Beginning in 2027, the City of SeaTac is facing a projected deficit of approximately $7 million per annum. To meet Council’s policy-level direction to close the structural deficit and work toward a $10 million year-over-year budget improvement target, a B&O tax has been identified as a necessary tool.

The proposed tax will be implemented at a rate of 0.2% for businesses with a profit threshold of $200,000 or more. 

During the calendar year of 2026, city staff will undertake several key steps to refine and tailor the ordinance. 

These steps include:

  • Engaging a third-party consultant to conduct a comprehensive rate and economic-impact study.
  • Facilitating structured outreach with the business community.
  • Adjusting exemptions or adding mitigation measures depending on the results of the impact study. 

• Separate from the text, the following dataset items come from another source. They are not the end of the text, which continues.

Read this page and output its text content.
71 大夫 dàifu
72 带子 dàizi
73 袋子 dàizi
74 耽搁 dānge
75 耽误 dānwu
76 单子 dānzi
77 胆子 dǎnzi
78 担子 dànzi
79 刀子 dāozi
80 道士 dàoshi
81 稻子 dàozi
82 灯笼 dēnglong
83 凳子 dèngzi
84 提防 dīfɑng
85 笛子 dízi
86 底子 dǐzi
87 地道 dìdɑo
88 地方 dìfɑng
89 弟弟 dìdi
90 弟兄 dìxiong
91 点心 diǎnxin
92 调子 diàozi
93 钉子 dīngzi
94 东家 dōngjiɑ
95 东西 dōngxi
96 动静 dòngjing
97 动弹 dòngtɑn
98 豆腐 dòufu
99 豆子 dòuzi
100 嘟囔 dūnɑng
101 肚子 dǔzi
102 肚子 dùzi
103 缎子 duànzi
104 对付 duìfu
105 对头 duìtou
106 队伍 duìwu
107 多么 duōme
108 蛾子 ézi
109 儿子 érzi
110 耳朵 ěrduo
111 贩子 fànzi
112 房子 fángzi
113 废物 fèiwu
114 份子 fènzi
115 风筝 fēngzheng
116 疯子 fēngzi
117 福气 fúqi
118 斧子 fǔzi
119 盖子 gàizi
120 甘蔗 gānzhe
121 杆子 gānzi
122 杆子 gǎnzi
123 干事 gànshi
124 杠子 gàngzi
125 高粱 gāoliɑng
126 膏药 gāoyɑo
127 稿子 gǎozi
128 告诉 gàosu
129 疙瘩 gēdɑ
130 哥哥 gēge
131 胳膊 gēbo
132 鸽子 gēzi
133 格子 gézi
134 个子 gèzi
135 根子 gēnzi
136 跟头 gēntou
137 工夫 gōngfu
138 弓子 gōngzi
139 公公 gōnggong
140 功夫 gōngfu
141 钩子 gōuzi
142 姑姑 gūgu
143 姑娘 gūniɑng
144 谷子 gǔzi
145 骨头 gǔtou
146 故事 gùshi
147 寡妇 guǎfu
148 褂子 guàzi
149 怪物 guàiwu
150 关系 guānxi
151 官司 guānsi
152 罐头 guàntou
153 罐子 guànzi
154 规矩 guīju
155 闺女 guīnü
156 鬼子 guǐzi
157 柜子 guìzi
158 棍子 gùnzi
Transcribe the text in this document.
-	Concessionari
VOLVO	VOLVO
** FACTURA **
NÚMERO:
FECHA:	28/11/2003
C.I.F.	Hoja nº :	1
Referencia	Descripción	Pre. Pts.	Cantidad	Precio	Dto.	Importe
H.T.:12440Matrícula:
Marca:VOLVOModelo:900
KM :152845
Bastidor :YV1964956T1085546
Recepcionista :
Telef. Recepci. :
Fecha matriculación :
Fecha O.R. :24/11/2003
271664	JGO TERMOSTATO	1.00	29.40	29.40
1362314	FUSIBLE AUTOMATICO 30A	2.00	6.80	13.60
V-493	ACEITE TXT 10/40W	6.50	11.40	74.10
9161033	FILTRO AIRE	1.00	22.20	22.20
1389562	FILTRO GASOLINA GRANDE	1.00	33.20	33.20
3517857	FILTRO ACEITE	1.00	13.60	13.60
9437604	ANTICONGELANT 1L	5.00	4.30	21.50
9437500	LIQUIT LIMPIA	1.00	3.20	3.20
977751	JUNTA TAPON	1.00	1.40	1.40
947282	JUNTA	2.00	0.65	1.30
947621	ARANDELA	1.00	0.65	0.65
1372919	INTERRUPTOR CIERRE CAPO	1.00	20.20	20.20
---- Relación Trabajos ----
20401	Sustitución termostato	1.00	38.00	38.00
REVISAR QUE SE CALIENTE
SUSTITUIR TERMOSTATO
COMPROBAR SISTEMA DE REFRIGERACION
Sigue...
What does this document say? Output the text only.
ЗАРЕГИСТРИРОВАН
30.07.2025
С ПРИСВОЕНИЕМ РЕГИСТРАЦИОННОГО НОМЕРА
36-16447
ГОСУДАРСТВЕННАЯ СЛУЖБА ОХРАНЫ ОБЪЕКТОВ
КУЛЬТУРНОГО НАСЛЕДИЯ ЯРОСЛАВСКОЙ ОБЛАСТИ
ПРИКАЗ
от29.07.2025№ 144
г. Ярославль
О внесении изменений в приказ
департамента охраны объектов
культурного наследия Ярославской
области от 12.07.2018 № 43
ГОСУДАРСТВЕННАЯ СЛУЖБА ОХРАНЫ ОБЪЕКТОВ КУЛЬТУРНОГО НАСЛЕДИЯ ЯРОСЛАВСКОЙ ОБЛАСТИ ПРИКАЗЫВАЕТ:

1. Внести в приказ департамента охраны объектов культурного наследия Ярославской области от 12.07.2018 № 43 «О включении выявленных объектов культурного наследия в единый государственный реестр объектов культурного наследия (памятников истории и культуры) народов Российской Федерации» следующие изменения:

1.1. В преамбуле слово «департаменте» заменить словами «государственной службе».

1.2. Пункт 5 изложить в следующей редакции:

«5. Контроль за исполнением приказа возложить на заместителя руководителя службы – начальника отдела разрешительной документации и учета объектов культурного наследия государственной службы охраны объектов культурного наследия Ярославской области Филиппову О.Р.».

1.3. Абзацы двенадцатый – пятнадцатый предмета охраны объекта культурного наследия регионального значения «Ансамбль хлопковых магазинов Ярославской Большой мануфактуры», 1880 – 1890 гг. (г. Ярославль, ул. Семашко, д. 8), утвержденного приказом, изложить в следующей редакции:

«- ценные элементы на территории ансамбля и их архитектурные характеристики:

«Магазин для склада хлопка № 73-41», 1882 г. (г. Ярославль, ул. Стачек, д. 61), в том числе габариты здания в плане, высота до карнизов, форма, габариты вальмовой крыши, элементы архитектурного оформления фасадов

The B&O Tax is expected to generate between $2 million and $5 million annually, depending on the final rate structure and industry sectors included. 

This revenue is eligible for general fund spending and is considered critical to addressing the City’s projected structural deficit, replenishing reserves, and supporting Council’s ability to advance major priorities, including the planned Civic Campus, public safety funding, and implementation of equitable development strategies that support homeownership opportunities for current city residents.

Without the B&O tax, the council would be forced to make cuts to crucial city services.

Councilmember James Lovell voiced his support of the ordinance stating:

“…a 0.2% tax on businesses making over a certain amount is a really powerful way for us to work on a structural deficit in a city that needs to be here in order for [SeaTac businesses] to thrive. Again, we have work to do, we have time to do it. And I am proud of the decision I hope we make.”

The B&O Tax Ordinance is expected to take effect on Jan. 1, 2027.